Comment 1 Jimmy Olgeni freebsd_committer freebsd_triage 2015-05-27 08:56:42 UTC 
Found another traceback, this time I have a core file.

(kgdb) bt
#0  doadump (textdump=1) at pcpu.h:219
#1  0xffffffff8095e3c7 in kern_reboot (howto=260) at /usr/src/sys/kern/kern_shutdown.c:452
#2  0xffffffff8095e810 in panic (fmt=<value optimized out>) at /usr/src/sys/kern/kern_shutdown.c:759
#3  0xffffffff80d84b5f in trap_fatal (frame=<value optimized out>, eva=<value optimized out>) at /usr/src/sys/amd64/amd64/trap.c:857
#4  0xffffffff80d84e5d in trap_pfault (frame=0xfffffe046a6f44c0, usermode=<value optimized out>)
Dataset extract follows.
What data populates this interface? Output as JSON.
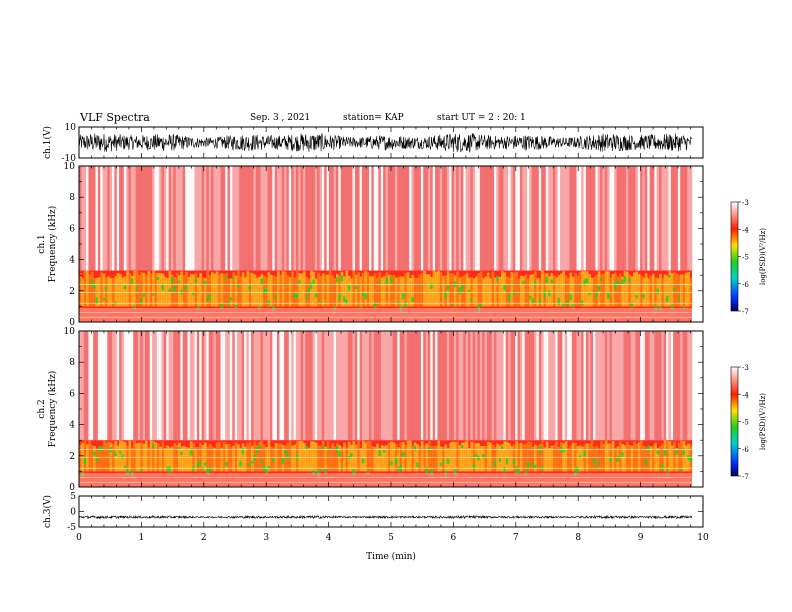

    at /usr/src/sys/amd64/amd64/trap.c:674
#5  0xffffffff80d844da in trap (frame=0xfffffe046a6f44c0) at /usr/src/sys/amd64/amd64/trap.c:440
#6  0xffffffff80d69ce2 in calltrap () at /usr/src/sys/amd64/amd64/exception.S:236
#7  0xffffffff80997b8a in counter_u64_zero_one_cpu (arg=0x0) at counter.h:65
#8  0xffffffff809a86fc in smp_rendezvous_action () at /usr/src/sys/kern/subr_smp.c:439
#9  0xffffffff80d6b0f9 in Xrendezvous () at apic_vector.S:295
#10 0xffffffff80d7c965 in pmap_remove_pages (pmap=0xfffff803866f3cd8) at /usr/src/sys/amd64/amd64/pmap.c:5355
#11 0xffffffff80c0c32c in vmspace_exit (td=0xfffff80159723000) at /usr/src/sys/vm/vm_map.c:408
#12 0xffffffff8092182f in exit1 (td=0xfffff80159723000, rv=<value optimized out>) at /usr/src/sys/kern/kern_exit.c:385
#13 0xffffffff80961ca5 in sigexit (td=0xfffff80159723000, sig=10) at /usr/src/sys/kern/kern_sig.c:2969
#14 0xffffffff80962546 in postsig (sig=<value optimized out>) at /usr/src/sys/kern/kern_sig.c:2872
#15 0xffffffff809acbf7 in ast (framep=<value optimized out>) at /usr/src/sys/kern/subr_trap.c:271
#16 0xffffffff80d6b139 in doreti_ast () at /usr/src/sys/amd64/amd64/exception.S:682
#17 0x000000081c1c1928 in ?? ()
#18 0x0000000818f0bd60 in ?? ()
#19 0x000000081e429450 in ?? ()
#20 0x0000000000000528 in ?? ()
#21 0xfffffffffd279e98 in ?? ()
#22 0x0000000821b23110 in ?? ()
#23 0x5a5a5a5a5a5a5a5a in ?? ()
#24 0x0000000000000008 in ?? ()
#25 0x0000000801dd1780 in ?? ()
#26 0x0000000000000000 in ?? ()
Current language:  auto; currently minimal
Comment 2 Jimmy Olgeni freebsd_committer freebsd_triage 2016-02-14 20:19:07 UTC 
I never saw this again.

I'll open a new PR if anything new happens on more recent versions.